Roma – Quello delle sigarette elettroniche rimane un tema altamente dibattuto, dopo la conferma che non sono nocive, è stata impedita la vendita di quelle con contenuto di nicotina ai minori di 16 anni, per poi giungere alla tassazione del 58,5%.
In pratica il DL 76/2013 (Lavoro – IVA), approvato in parlamento l’8 agosto del 2013, ha equiparato le sigarette elettroniche ai tabacchi lavorati, imponendo dal 1° gennaio 2014 la tassazione con aliquota del 58,5%. Oltre l’aliquota è stato introdotto il deposito fiscale dei prodotti “da fumo”, una sorta di cauzione, su tutte le componenti elettroniche delle sigarette che nulla hanno in comune con il fumo essendo materiale tecnologico.
Generalmente la sigaretta elettronica è costituita da un filtro contenente una cartuccia, un vaporizzatore, un circuito elettronico interno alimentato da una batteria ricaricabile. I liquidi aromatici sono contenuti nella cartuccia e possono contenere o meno nicotina ed aromi come il gusto fragola, menta, cognac e molti altri.
Nata come mezzo per contrastare il tabagismo, si è trasformata in un business con il sorgere di numerosi punti vendita, che in questa epoca di crisi rappresentano un tentativo di investimento sul lavoro da parte degli operatori del settore. In Italia sono circa 3.500 i negozi di rivendita delle e-cigarette (sigarette elettroniche) con un comparto di 900 addetti e circa 5mila dipendenti.
L’Anafe-Confindustria è l’associazione che riunisce i produttori di sigarette elettroniche e liquidi per la vaporizzazione ha scritto al sottosegretario alla Presidenza del Consiglio dei Ministri, Patroni Griffi per lanciare l’allarme chiedendo la mobilità per 900 addetti del settore ed una proroga di 3 o 6 mesi degli obblighi legati alla costituzione dei depositi fiscali, la riduzione della tassazione al 25% applicandola ai soli liquidi, l’introduzione dei diritti di registro di 2/3.000 euro per ogni soggetto che voglia vendere le sigarette elettroniche.
Il presidente di Anafe-Confindustria, Massimiliano Mancini, aveva così commentato dopo la pubblicazione del decreto sulla Gazzetta Ufficiale del 7 dicembre: “[…] la decisone di applicare un’imposta così elevata causerà la chiusura di tutte le aziende italiane produttrici, oppure non lascerà loro altra via che quella di rivolgersi esclusivamente agli altri Paesi membri dell’Unione Europea.
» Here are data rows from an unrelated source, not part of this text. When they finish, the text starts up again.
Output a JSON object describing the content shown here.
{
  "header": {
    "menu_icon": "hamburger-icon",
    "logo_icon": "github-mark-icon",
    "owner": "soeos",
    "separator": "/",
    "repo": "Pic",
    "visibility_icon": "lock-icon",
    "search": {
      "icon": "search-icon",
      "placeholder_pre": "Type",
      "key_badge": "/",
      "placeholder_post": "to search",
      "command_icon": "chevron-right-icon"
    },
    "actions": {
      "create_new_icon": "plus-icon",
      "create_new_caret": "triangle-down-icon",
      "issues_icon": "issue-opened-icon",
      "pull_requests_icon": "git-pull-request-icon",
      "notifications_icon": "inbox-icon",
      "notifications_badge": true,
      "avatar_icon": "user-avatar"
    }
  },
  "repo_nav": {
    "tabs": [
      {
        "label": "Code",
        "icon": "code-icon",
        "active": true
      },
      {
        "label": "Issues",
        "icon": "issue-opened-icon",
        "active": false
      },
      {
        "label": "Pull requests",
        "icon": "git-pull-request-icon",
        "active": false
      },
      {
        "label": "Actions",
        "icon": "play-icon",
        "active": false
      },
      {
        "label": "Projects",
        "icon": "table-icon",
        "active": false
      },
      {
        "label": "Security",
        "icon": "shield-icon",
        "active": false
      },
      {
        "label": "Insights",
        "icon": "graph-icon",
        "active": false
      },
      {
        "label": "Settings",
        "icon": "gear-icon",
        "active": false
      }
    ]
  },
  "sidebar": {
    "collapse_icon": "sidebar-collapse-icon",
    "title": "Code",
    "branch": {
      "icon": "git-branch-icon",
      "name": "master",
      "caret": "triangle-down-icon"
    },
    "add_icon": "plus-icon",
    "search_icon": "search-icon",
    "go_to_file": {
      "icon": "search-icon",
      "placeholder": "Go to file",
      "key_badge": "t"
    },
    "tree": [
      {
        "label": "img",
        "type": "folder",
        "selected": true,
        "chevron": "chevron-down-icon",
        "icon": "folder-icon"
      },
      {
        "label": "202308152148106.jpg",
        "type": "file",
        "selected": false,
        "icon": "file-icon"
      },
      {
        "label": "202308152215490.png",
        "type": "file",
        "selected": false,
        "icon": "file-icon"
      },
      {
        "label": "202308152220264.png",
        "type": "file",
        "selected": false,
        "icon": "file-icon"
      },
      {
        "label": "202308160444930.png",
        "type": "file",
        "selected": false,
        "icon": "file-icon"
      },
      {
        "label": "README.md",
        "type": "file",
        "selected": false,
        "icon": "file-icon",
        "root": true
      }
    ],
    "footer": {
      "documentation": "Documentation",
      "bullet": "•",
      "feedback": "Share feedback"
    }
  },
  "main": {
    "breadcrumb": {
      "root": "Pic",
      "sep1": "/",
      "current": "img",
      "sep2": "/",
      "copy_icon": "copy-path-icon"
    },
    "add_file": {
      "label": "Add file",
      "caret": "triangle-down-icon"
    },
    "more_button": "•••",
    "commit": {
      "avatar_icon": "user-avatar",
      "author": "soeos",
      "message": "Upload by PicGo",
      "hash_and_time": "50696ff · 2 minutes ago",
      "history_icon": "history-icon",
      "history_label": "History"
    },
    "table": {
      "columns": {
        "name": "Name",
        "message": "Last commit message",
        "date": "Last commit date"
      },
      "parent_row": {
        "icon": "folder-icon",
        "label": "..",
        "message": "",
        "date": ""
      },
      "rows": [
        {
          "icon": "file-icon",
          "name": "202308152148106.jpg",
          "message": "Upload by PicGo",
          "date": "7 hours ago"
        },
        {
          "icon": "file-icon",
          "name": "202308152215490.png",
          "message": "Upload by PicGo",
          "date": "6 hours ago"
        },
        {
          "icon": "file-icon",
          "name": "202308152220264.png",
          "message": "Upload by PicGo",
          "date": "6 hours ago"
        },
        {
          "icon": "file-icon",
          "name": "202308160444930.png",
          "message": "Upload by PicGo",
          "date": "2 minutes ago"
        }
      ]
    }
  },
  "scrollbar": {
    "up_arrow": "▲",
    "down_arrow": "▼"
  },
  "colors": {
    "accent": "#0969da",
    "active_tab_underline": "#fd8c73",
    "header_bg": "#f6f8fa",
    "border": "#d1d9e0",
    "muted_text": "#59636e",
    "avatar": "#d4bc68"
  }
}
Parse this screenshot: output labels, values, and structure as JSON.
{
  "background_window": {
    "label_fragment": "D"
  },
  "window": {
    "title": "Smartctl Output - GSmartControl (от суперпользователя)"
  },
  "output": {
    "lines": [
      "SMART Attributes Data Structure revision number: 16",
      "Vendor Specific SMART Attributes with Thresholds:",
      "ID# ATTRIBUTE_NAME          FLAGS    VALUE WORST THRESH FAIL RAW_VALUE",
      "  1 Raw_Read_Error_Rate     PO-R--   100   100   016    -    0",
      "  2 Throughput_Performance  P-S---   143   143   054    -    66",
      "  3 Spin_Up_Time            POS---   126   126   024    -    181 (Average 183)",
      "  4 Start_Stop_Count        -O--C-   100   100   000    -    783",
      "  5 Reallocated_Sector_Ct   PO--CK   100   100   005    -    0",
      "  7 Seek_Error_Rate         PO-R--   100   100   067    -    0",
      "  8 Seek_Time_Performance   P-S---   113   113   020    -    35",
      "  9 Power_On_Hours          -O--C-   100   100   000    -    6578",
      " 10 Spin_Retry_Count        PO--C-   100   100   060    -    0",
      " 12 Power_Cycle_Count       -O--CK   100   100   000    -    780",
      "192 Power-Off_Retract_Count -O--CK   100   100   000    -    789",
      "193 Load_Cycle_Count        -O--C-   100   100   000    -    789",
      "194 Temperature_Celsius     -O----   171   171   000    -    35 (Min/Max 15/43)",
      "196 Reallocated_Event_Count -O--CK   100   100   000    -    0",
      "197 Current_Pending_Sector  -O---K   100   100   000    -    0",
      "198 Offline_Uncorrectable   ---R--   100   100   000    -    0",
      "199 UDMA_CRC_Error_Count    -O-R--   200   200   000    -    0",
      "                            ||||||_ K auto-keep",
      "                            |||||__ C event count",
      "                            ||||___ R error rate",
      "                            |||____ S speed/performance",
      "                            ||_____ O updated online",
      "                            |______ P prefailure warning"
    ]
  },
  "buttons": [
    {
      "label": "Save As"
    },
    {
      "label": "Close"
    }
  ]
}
L’Italia è l’unico paese ad aver applicato una simile imposta sulla sigaretta elettronica. Un provvedimento iniquo e persecutorio per il quale siamo pronti ad adire alle vie giudiziarie italiane ed europee”.
La tempistica così ristretta: meno di un mese tra la data del 7 dicembre, giorno della pubblicazione del decreto, a quella del 1° gennaio 2014, data di attuazione, mette una seria incognita sull’effettivo introito nelle casse dello Stato, nonché un tangibile pericolo di perdita del posto di lavoro per i lavoratori del settore.
Alcuni esponenti politici si sono dichiarati favorevoli alla modifica del provvedimento, con la presentazione di un emendamento a firma del deputato Aris Prodani (M5s) sottoscritto anche da Sabrina Capozzolo (Pd) Ignazio Abrignani (Fi) e Fabio Lavagno (Sel) che prevede un’imposta di fabbricazione sui liquidi delle sigarette elettroniche pari a 20 centesimi per millilitro. Dalle parole di Prodani si evince la necessità dell’unione di intenti in merito all’azione congiunta: “Non deve essere una battaglia di bandiera, perché la politica deve dare risposte al mondo imprenditoriale che deve creare le condizioni per lo sviluppo per un settore che sta crescendo. Chi vuole fare impresa deve avere delle regole chiare e semplici”.